Munster menegaskan bahwa keputusan ini sangat memalukan dan tidak bisa dijadikan contoh.
"Ini tidak memberikan contoh yang baik bagi siapapun di semua level liga, baik di Liga 1, Liga 2, maupun Liga 3. Ini tidak memberikan contoh yang baik untuk situasi ini," tambahnya.
Selain perbuatan Hamisi, seperti menjadi rahasia umum bahwa sepak bola di Indonesia berlangsung keras, hingga memunculkan tindakan yang mencelakai satu sama lainnya.
Sorotan tajam turut tercipta tatkala kompetisi junior Tanah Air, Elite Pro Academy (EPA) dinodai oleh sejumlah perilaku tidak pantas di lapangan.
Hal ini terlihat dalam sanksi yang ditulis Komdis PSSI, yang resmi menghukum Pemain Barito U-20, Fito Atmajaya Surya Pramitra yang melakukan pemukulan terhadap pemain lawan dan menanduk panitia pelaksana pertandingan serta luput dari perhatian perangkat pertandingan. Namun sekali lagi, Komdis PSSI hanya menjatuhkan sanksi berupa larangan tampil di tiga pertandingan, serta denda Rp5 juta.
"Sanksi yang lemah jelas tidak akan memberikan efek jera. Bukti nyatanya adalah masih banyaknya kejadian serupa. Hal ini akan berdampak negatif bagi sepak bola Indonesia," tutur Kesit.
Meskipun Komdis PSSI dalam beberapa waktu terakhir terkesan lembek menjatuhkan sanksi —termasuk sejumlah sanksi yang diberikan ke Arema FC imbas Tragedi Kanjuruhan— induk sepak bola Tanah Air itu sempat memberi sanksi berat kepada Achmad Hisyam Tolle dari PSIM Yogyakarta karena melakukan tindakan kasar terhadap pemain Persis Solo dan mengintimidasi seorang wartawan, dengan dilarang beraktivitas sepak bola di lingkungan PSSI selama lima tahun.
Meski mendapatkan sumpah serapah hampir dari seluruh kalangan suporter Indonesia, PSS Sleman tetap berada di sisi Hamisi. Presiden Direktur PT Putra Sleman Sembada (PT PSS), Gusti Randa, mengungkapkan keprihatinan atas penyebaran video yang mengaburkan fakta terkait peristiwa yang terjadi. Menurutnya, hanya dengan menonton video lengkap, orang dapat memahami secara jelas kronologi kejadian tersebut.

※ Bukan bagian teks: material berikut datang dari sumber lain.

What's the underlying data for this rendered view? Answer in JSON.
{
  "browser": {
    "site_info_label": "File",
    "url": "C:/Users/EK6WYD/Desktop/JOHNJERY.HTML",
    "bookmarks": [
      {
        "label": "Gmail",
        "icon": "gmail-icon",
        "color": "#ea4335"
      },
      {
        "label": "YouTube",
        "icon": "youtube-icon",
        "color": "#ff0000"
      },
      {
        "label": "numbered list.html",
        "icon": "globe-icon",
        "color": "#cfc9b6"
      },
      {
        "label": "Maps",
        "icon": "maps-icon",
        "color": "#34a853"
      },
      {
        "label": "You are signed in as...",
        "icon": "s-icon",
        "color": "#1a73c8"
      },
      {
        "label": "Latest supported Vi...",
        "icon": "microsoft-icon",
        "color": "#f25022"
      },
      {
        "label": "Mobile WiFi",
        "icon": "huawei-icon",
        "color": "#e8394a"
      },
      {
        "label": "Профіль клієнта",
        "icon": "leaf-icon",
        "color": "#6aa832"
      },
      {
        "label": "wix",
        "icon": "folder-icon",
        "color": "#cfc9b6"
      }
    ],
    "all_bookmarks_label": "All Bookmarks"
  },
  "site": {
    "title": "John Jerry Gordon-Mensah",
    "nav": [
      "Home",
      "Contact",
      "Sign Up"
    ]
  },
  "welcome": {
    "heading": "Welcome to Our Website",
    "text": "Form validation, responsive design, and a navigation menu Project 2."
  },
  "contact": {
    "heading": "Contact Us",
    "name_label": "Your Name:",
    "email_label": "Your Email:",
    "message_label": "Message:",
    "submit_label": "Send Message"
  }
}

"Kami sangat menyayangkan adanya potongan-potongan video yang beredar saat kejadian tersebut, yang tidak memperlihatkan video secara utuh sebelum peristiwa terjadi. Dalam video lengkap, terlihat jelas bahwa Bruno sudah terjatuh akibat dilanggar oleh pemain PSS sebelumnya. Meskipun demikian, permainan terus dilanjutkan dan Persebaya bahkan sempat menyerang lebih dulu. Setelah bola ditepis oleh kiper PSS, bola langsung diambil oleh pemain Persebaya," ungkap Gusti dalam pernyataan tertulisnya, Selasa (5/3/2024).
Gusti Randa menjelaskan bahwa seharusnya pemain Persebaya segera membuang bola saat melihat Bruno terjatuh dengan sakit di lapangan. Namun, mereka justru terus membawa bola, yang kemudian menyebabkan insiden tersebut.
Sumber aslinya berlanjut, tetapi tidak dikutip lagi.